While the names may sound ridiculous, Thomas’s stories create tension on multiple levels with Mar-Vell trying to survive attacks by Yon-Rogg, keeping his Earth identity a secret from Carol Danvers (head of security for a missile base), and ultimately to find out whether or not Earth should be punished for destroying a Kree sentry. While the fight scenes are pretty standard (and sometimes sub-standard) for the time, Thomas keeps things moving while Gene Colan’s art elevates the book to near-greatness, at least for the first six stories. (Thomas and Colan yield to the team of Arnold Drake and Don Heck [inked by Vince Colletta] starting with Captain Marvel #5.) Colan was a master at portraying the dark sides of characters wrestling with moral ambiguity. You see it a lot in the way he draws eyes, frequently hiding the irises, but also in his characters’ body language and point-of-view angles. If nothing else, reading this collection makes me want to seek out all of Colan’s work.

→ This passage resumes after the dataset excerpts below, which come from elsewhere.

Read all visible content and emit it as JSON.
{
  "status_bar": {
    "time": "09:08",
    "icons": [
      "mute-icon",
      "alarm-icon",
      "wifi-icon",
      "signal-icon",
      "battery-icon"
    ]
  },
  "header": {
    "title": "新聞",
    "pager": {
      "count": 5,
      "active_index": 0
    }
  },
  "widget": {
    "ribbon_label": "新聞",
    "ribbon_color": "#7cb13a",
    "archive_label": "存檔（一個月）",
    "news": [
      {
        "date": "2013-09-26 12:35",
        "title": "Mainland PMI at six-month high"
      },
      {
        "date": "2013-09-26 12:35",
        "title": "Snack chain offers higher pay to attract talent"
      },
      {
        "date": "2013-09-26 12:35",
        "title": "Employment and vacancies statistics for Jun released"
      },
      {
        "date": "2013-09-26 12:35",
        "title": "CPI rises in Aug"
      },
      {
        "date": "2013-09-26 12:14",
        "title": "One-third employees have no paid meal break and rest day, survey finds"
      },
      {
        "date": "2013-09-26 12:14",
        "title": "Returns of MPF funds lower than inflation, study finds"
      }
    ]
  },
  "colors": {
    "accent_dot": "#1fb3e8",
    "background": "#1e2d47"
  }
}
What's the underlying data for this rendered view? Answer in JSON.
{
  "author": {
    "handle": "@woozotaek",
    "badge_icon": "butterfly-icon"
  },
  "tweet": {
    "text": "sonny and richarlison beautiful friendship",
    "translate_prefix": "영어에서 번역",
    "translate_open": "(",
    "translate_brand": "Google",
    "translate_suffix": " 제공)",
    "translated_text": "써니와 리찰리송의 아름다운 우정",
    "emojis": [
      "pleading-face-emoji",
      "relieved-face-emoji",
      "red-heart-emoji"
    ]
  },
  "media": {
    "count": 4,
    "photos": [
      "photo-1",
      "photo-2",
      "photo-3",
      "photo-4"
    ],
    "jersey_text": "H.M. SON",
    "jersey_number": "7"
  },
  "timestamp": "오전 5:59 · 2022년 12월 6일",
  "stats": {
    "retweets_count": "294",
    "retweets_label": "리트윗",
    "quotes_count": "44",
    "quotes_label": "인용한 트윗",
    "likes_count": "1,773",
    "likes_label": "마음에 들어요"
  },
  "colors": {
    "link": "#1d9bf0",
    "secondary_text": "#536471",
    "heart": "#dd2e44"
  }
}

Yet the Drake/Heck combination works well also; I have no quibbles with their product. The entire collection is one large story arc, something rather unusual for an untried character at the time. There’s much, much more to say about Captain Marvel and the directions he took after this volume, but that story will have to wait until I’ve read Volume 2. If you’re a fan of Silver Age superheroes, you really can’t miss with this first volume of Captain Marvel.